Benchmarking data.table

2018-05-07

This document is meant to guide on measuring performance of data.table. Single place to documents best practices or traps to avoid.

0.1 fread: clear caches

Ideally each fread call should be run in fresh session with the following commands preceding R execution. This clears OS cache file in RAM and HD cache.

free -g
sudo sh -c 'echo 3 >/proc/sys/vm/drop_caches'
sudo lshw -class disk
sudo hdparm -t /dev/sda

0.2 subset: index optimization switch off

Index optimization will currently be turned off when doing subset using index and when cross product of elements provided to filter on exceeds > 1e4.

0.3 subset: index aware benchmarking

For convinience data.table automatically builds index on fields you are doing subset data. It will add some overhead to first subset on particular fields but greatly reduce time to query those columns in subsequent runs. When measuring speed best way is to measure index creation and query using index separately. Having such timings it is easy to decide what is the optimal strategy for your use case. To control usage of index use following options (see ?datatable.optimize for more details):

options(datatable.optimize=2L)
options(datatable.optimize=3L)
options(datatable.auto.index=TRUE)
options(datatable.use.index=TRUE)

options(datatable.optimize=2L) will turn off optimization of subsets completely, while options(datatable.optimize=3L) will switch it back on. use.index=FALSE will force query not to use index even if it exists, but existing keys are used for optimization. auto.index=FALSE only disables building index automatically when doing subset on non-indexed data.

0.4 by reference operations

When benchmarking set* functions it make sense to measure only first run. Those functions updates data.table by reference thus in subsequent runs they get already processed data.table on input.

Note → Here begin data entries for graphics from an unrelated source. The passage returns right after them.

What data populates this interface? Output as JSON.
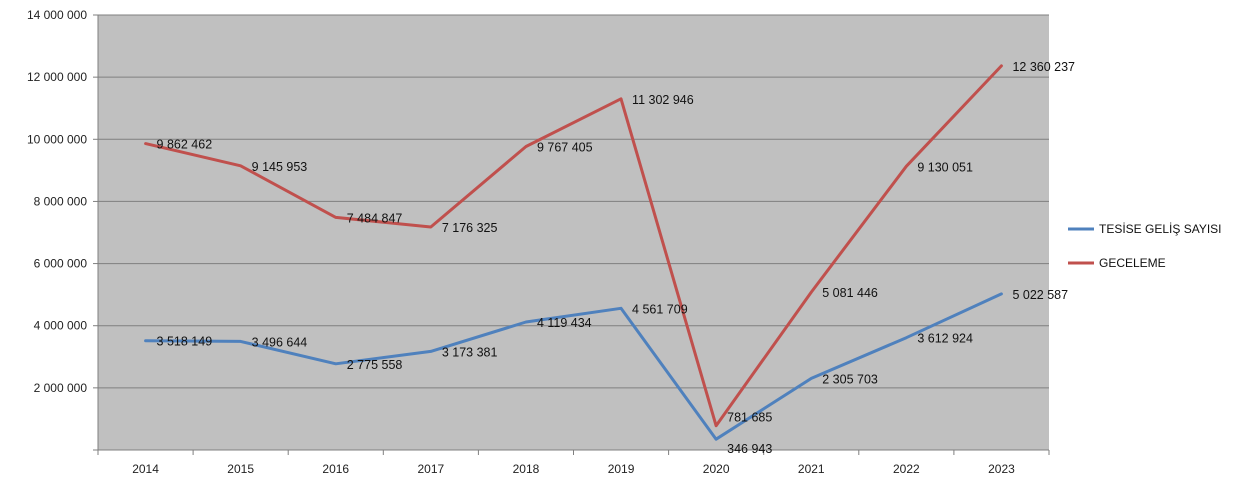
{
  "chart_data": {
    "type": "line",
    "title": "",
    "xlabel": "",
    "ylabel": "",
    "ylim": [
      0,
      14000000
    ],
    "y_ticks": [
      {
        "value": 2000000,
        "label": "2 000 000"
      },
      {
        "value": 4000000,
        "label": "4 000 000"
      },
      {
        "value": 6000000,
        "label": "6 000 000"
      },
      {
        "value": 8000000,
        "label": "8 000 000"
      },
      {
        "value": 10000000,
        "label": "10 000 000"
      },
      {
        "value": 12000000,
        "label": "12 000 000"
      },
      {
        "value": 14000000,
        "label": "14 000 000"
      }
    ],
    "categories": [
      "2014",
      "2015",
      "2016",
      "2017",
      "2018",
      "2019",
      "2020",
      "2021",
      "2022",
      "2023"
    ],
    "grid": true,
    "plot_background": "#c0c0c0",
    "legend_position": "right",
    "series": [
      {
        "name": "TESİSE GELİŞ SAYISI",
        "color": "#4f81bd",
        "values": [
          3518149,
          3496644,
          2775558,
          3173381,
          4119434,
          4561709,
          346943,
          2305703,
          3612924,
          5022587
        ],
        "labels": [
          "3 518 149",
          "3 496 644",
          "2 775 558",
          "3 173 381",
          "4 119 434",
          "4 561 709",
          "346 943",
          "2 305 703",
          "3 612 924",
          "5 022 587"
        ]
      },
      {
        "name": "GECELEME",
        "color": "#c0504d",
        "values": [
          9862462,
          9145953,
          7484847,
          7176325,
          9767405,
          11302946,
          781685,
          5081446,
          9130051,
          12360237
        ],
        "labels": [
          "9 862 462",
          "9 145 953",
          "7 484 847",
          "7 176 325",
          "9 767 405",
          "11 302 946",
          "781 685",
          "5 081 446",
          "9 130 051",
          "12 360 237"
        ]
      }
    ]
  }
}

Protecting your data.table from being updated by reference operations can be achieved using copy or data.table:::shallow functions. Be aware copy might be very expensive as it needs to duplicate whole object, but this is what other packages usually do. It is unlikely we want to include duplication time in time of the actual task we are benchmarking.

0.5 avoid microbenchmark(, times=100)

Repeating benchmarking many times usually does not fit well for data processing tools. Of course it perfectly make sense for more atomic calculations. It does not well represent use case for common data processing tasks, which rather consists of batches sequentially provided transformations, each run once. Matt once said:

I’m very wary of benchmarks measured in anything under 1 second. Much prefer 10 seconds or more for a single run, achieved by increasing data size. A repetition count of 500 is setting off alarm bells. 3-5 runs should be enough to convince on larger data. Call overhead and time to GC affect inferences at this very small scale.

0.6 multithreaded processing

One of the main factor that is likely to impact timings is number of threads in your machine. In recent versions of data.table some of the functions has been parallelized. You can control how much threads you want to use with setDTthreads.

0.7 avoid data.table() inside a loop

As of now data.table() has an overhead, thus inside loops it is preferred to use as.data.table() or setDT() on a valid list.